Skandal um Facebook-Werbung

"Mitgefühl lässt sich nicht programmieren"

Auf einem großen Display ist das Facebook-Logo zu sehen
Auf einem Display in chinesischen Stadt Hauaibei wird für Facebook geworben © Chen Jialiang/Imaginechina
Ingo Dachwitz im Gespräch mit Axel Rahmlow · 13.12.2018
Nach der Totgeburt ihres Kindes warb Facebook bei einer Frau weiter für Kinderartikel. Die wehrt sich nun öffentlich. Der Fall zeige, wie kalt Online-Marketing sei, sagt Medienwissenschaftler Ingo Dachwitz.
Der Fall einer US-Amerikanerin, die auch nach einer Totgeburt noch Babywerbung bekam, zeige die Kälte des Online-Marketings. Das sagt der Medien- und Kommunikationswissenschaftler Ingo Dachwitz. Ob eine Frau noch schwanger sei oder ihr Kind verloren habe, können die Algorithmen nicht interpretieren. Dachwitz sagt: "Das System ist gar nicht darauf ausgerichtet, das zu erkennen"
Am Dienstag hatte die US-Amerikanerin Gillian Brockell einen Brief veröffentlicht, den sie an Facebook, Instagram, Twitter und eine Scoring-Firma richtete. Denn die Unternehmen blendeten Werbung in ihren Browser, während Brockell im Sommer über ihre Schwangerschaft postete.
Doch als ihr Kind tot geboren wurde, erkannten die Algorithmen dies nicht. Sie blendeten ihr weiter Werbung ein für Schwangere. Brockell schrieb:
"Wenn ihr schlau genug seid, zu erkennen, dass ich schwanger bin, dass ich ein Kind zur Welt gebracht habe, dann seit ihr sicher auch schlau genug, zu verstehen, dass mein Kind gestorben ist."

"Einzelne Streuverluste sind nicht schlimm"

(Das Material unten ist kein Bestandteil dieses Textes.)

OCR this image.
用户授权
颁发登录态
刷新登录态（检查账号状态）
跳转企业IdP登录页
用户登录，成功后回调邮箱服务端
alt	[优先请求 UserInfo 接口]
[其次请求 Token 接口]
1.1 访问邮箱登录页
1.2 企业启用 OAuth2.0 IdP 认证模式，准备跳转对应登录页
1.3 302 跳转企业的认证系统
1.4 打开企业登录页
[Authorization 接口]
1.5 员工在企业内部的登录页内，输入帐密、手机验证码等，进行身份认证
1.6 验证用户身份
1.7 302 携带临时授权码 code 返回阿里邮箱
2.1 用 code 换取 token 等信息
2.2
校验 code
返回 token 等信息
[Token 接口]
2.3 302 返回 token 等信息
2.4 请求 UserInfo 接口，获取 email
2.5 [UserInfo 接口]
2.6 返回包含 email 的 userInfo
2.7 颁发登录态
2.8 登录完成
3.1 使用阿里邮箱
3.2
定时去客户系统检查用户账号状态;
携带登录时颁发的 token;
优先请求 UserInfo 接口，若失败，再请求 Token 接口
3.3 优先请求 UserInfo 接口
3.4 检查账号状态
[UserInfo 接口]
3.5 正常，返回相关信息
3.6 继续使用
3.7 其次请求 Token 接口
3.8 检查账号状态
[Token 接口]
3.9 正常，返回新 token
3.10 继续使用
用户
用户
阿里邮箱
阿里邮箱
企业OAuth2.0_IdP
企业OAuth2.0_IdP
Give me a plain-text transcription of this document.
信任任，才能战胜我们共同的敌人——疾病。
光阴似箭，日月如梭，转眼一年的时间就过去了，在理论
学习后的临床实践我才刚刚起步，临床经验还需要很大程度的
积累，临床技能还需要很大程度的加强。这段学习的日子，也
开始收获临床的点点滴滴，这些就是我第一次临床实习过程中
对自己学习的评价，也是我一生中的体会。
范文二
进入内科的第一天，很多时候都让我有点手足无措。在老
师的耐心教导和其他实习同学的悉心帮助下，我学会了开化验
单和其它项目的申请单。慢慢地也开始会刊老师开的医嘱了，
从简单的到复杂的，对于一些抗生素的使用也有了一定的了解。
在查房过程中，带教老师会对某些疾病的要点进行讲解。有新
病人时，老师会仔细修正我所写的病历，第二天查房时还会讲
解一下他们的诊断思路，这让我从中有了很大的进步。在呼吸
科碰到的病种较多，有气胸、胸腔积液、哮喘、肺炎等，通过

Technisch sei dies möglich, sagt Dachwitz. "Weil die datenbasierten Analysesysteme dazu in der Lage sind, uns einzusortieren und kleinste Regungen zu erkennen." Doch gewollt sei dies nicht.
"In reinen Zahlen gemessen, ist es nicht schlimm, wenn es einzelne Streuverluste gibt und Menschen Werbung angezeigt bekommen, die für sie nicht relevant ist."
Fast 100.000 Mal reagierten Menschen auf Brockells Brief, den sie auf Twitter veröffentlichte. "Man wird in der Branche versuchen, darauf zu reagieren", sagt Dachwitz. Doch Mitgefühl könne man einem Algorithmus nicht beibringen. "Das ist eine menschliche Kategorie, die lässt sich nicht auf ein technisches System übertragen."